Taking Another Look at Clopidogrel?

Based on this study and others published in recent years indicating perhaps a blunting of the benefits of more-potent P2Y12 inhibitors in contemporary, real-world practice, hospitals in Khand’s region in northwest England are moving back to clopidogrel as first-line therapy, particularly for medically treated ACS, with ticagrelor reserved for use when it is not an option.
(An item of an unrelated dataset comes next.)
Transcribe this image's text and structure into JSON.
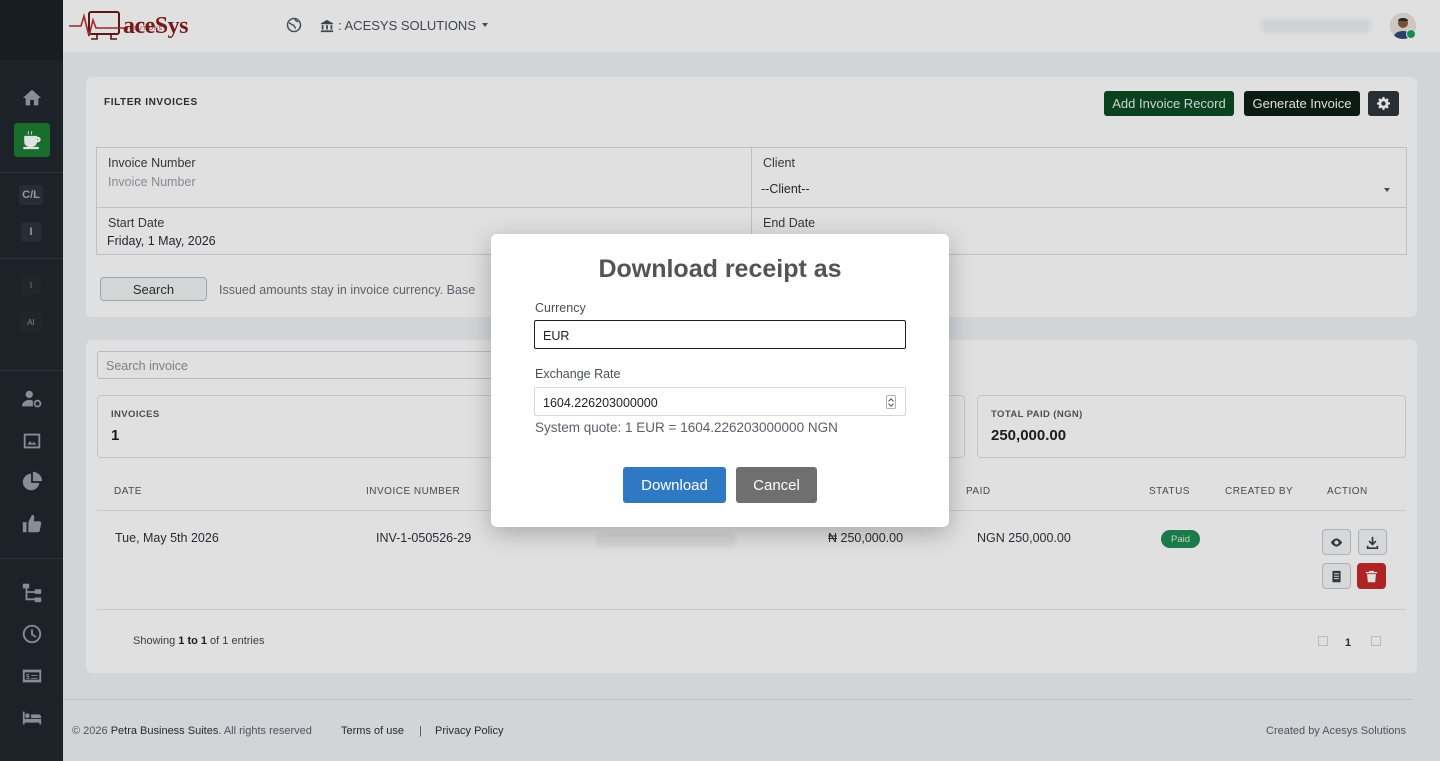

For patients who undergo PCI, said Khand, they’re moving to prasugrel based on the results of the ISAR-REACT 5 trial.

Khand advocated for a more-individualized approach to giving P2Y12 inhibitors in patients with an ACS. “We have to look at this bleeding-thrombotic balance and then make judgments,” he said, noting that there are a number of tools to help clinicians do that. “But for medically treated patients, I think clopidogrel should be the way to go.”

Michael Savage, MD (Thomas Jefferson University Hospital, Philadelphia), however, provided a more-cautious interpretation of the data, pointing out that the study was retrospective and included a patient population smaller than the PLATO population.

“I personally haven’t seen any compelling data to make me doubt that clopidogrel is inferior to ticagrelor for higher-risk ACS patients,” Savage commented to TCTMD. He acknowledged that with more-potent P2Y12 inhibition, “there’s no free lunch. . . .  Any drug that has a reduction in ischemic events by reducing thrombotic events is going to pay a penalty of more bleeding.”

Nonetheless, ticagrelor should remain the preferred choice for ACS, Savage said. “We’re always trying to manage the decisions on the two-edged sword of ischemic risk and thrombosis risk versus bleeding risk, so I think that’s why these studies continue to be of interest.”

For him, the more-interesting issue when it comes to discussing P2Y12 inhibition in ACS is whether ticagrelor or prasugrel is better, an issue that came to the forefront after the ISAR-REACT 5 results were released. Savage, who edited a book entitled “Clopidogrel and the Newer P2Y12 Antiplatelet Agents” with David Fischman, MD, and Mamas Mamas, BMBCh, DPhil, said he believes both agents more effectively reduce ischemic and thrombotic events compared with clopidogrel.